Chatwin en la Patagonia y el Toyota de los once mil kilómetros

Por Rosario Lázaro Igoa / Miércoles 26 de diciembre de 2018

Entre lagos de colores esmeraldas y montañanas que se presentan inmensas, Rosario Lázaro Igoa recorre la Patagonia en un Toyota Coupé que aprieta el cuerpo y el tiempo, y nos trae la mezcla de sus recuerdos con los del viaje que hiciera al mismo lugar Chatwin.

En un viaje al sur de Argentina y Chile, mis padres confundieron el pueblo Perito Moreno con el glaciar en sí, a mil doscientos kilómetros de distancia. Ya antes de llegar, un paisano nos alertó que los hielos eternos no estaban ahí. Huelga decir que el viejo Toyota Coupé con cuatro ocupantes tuvo que volver al Océano Atlántico (no había ruta por la cordillera o si la había no era apta para nuestro vehículo) y volver a entrar en Río Gallegos en dirección a las montañas. Si ya eran largas las jornadas de ruta, aquel año pasamos once de los veinte días de vacaciones apretados en el autito. Unido al equívoco cartográfico, es patente todavía hoy el color esmeralda turbia del Lago General Carrera y la ruta que lo bordeaba. Ese camino se equilibraba al borde del precipicio y dejaba pasar un solo vehículo a la vez. El Toyota se recalentó en una subida de ripio. Mi madre, tan anticlerical ella, admite que rezó en silencio para que no termináramos en caída libre. Por lo pronto, no nos cruzamos con ningún auto hasta llegar al pueblo de Chile Chico.

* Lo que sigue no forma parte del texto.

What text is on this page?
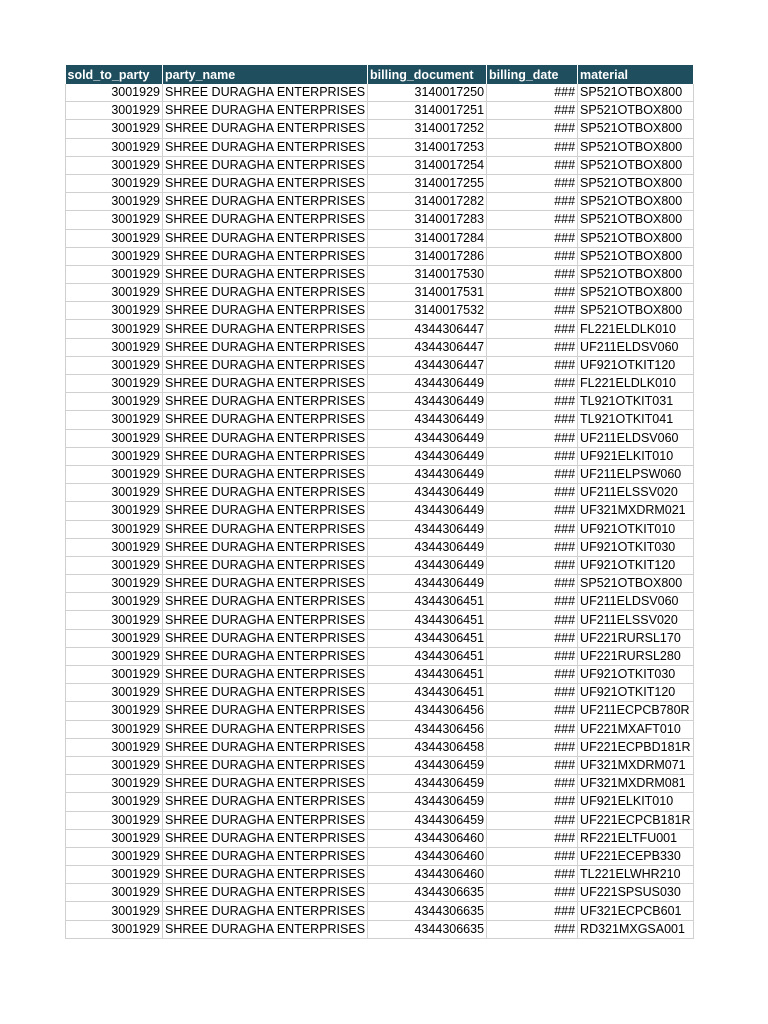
sold_to_party	party_name	billing_document	billing_date	material
3001929	SHREE DURAGHA ENTERPRISES	3140017250	###	SP521OTBOX800
3001929	SHREE DURAGHA ENTERPRISES	3140017251	###	SP521OTBOX800
3001929	SHREE DURAGHA ENTERPRISES	3140017252	###	SP521OTBOX800
3001929	SHREE DURAGHA ENTERPRISES	3140017253	###	SP521OTBOX800
3001929	SHREE DURAGHA ENTERPRISES	3140017254	###	SP521OTBOX800
3001929	SHREE DURAGHA ENTERPRISES	3140017255	###	SP521OTBOX800
3001929	SHREE DURAGHA ENTERPRISES	3140017282	###	SP521OTBOX800
3001929	SHREE DURAGHA ENTERPRISES	3140017283	###	SP521OTBOX800
3001929	SHREE DURAGHA ENTERPRISES	3140017284	###	SP521OTBOX800
3001929	SHREE DURAGHA ENTERPRISES	3140017286	###	SP521OTBOX800
3001929	SHREE DURAGHA ENTERPRISES	3140017530	###	SP521OTBOX800
3001929	SHREE DURAGHA ENTERPRISES	3140017531	###	SP521OTBOX800
3001929	SHREE DURAGHA ENTERPRISES	3140017532	###	SP521OTBOX800
3001929	SHREE DURAGHA ENTERPRISES	4344306447	###	FL221ELDLK010
3001929	SHREE DURAGHA ENTERPRISES	4344306447	###	UF211ELDSV060
3001929	SHREE DURAGHA ENTERPRISES	4344306447	###	UF921OTKIT120
3001929	SHREE DURAGHA ENTERPRISES	4344306449	###	FL221ELDLK010
3001929	SHREE DURAGHA ENTERPRISES	4344306449	###	TL921OTKIT031
3001929	SHREE DURAGHA ENTERPRISES	4344306449	###	TL921OTKIT041
3001929	SHREE DURAGHA ENTERPRISES	4344306449	###	UF211ELDSV060
3001929	SHREE DURAGHA ENTERPRISES	4344306449	###	UF921ELKIT010
3001929	SHREE DURAGHA ENTERPRISES	4344306449	###	UF211ELPSW060
3001929	SHREE DURAGHA ENTERPRISES	4344306449	###	UF211ELSSV020
3001929	SHREE DURAGHA ENTERPRISES	4344306449	###	UF321MXDRM021
3001929	SHREE DURAGHA ENTERPRISES	4344306449	###	UF921OTKIT010
3001929	SHREE DURAGHA ENTERPRISES	4344306449	###	UF921OTKIT030
3001929	SHREE DURAGHA ENTERPRISES	4344306449	###	UF921OTKIT120
3001929	SHREE DURAGHA ENTERPRISES	4344306449	###	SP521OTBOX800
3001929	SHREE DURAGHA ENTERPRISES	4344306451	###	UF211ELDSV060
3001929	SHREE DURAGHA ENTERPRISES	4344306451	###	UF211ELSSV020
3001929	SHREE DURAGHA ENTERPRISES	4344306451	###	UF221RURSL170
3001929	SHREE DURAGHA ENTERPRISES	4344306451	###	UF221RURSL280
3001929	SHREE DURAGHA ENTERPRISES	4344306451	###	UF921OTKIT030
3001929	SHREE DURAGHA ENTERPRISES	4344306451	###	UF921OTKIT120
3001929	SHREE DURAGHA ENTERPRISES	4344306456	###	UF211ECPCB780R
3001929	SHREE DURAGHA ENTERPRISES	4344306456	###	UF221MXAFT010
3001929	SHREE DURAGHA ENTERPRISES	4344306458	###	UF221ECPBD181R
3001929	SHREE DURAGHA ENTERPRISES	4344306459	###	UF321MXDRM071
3001929	SHREE DURAGHA ENTERPRISES	4344306459	###	UF321MXDRM081
3001929	SHREE DURAGHA ENTERPRISES	4344306459	###	UF921ELKIT010
3001929	SHREE DURAGHA ENTERPRISES	4344306459	###	UF221ECPCB181R
3001929	SHREE DURAGHA ENTERPRISES	4344306460	###	RF221ELTFU001
3001929	SHREE DURAGHA ENTERPRISES	4344306460	###	UF221ECEPB330
3001929	SHREE DURAGHA ENTERPRISES	4344306460	###	TL221ELWHR210
3001929	SHREE DURAGHA ENTERPRISES	4344306635	###	UF221SPSUS030
3001929	SHREE DURAGHA ENTERPRISES	4344306635	###	UF321ECPCB601
3001929	SHREE DURAGHA ENTERPRISES	4344306635	###	RD321MXGSA001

Hace años, leí In Patagonia y no sé si me acordé de más cosas de aquel viaje, o si las fui inventando, como bien supo inventar Bruce Chatwin en estas crónicas por el sur del continente. Al viaje, Chatwin lo justifica como si fuera tras las pistas del milodón, cuyos restos el primo de su abuela encontró en la ensenada de Última Esperanza. Tanto deseaba tocar ese pedazo de cuero prehistórico conservado en una biblioteca vedada a los dedos del nieto, que se embarcó en la aventura. Antes, muerta la abuela, hay que decir que alguien tiró a la basura el vestigio del animal. Pero no es difícil darse cuenta de que su viaje es viaje por viajar. Chatwin se mueve como una criatura infatigable, registra todo (o esa ilusión del todo tan engañosa de la crónica), e inventa el resto. Así, el libro sobre la Patagonia es una sucesión de recorridos desventurados entre pueblos que casi no existen, colonos europeos, indios desplazados, paisajes tan infinitos como monótonos y un humor siempre mordaz, siempre irónico.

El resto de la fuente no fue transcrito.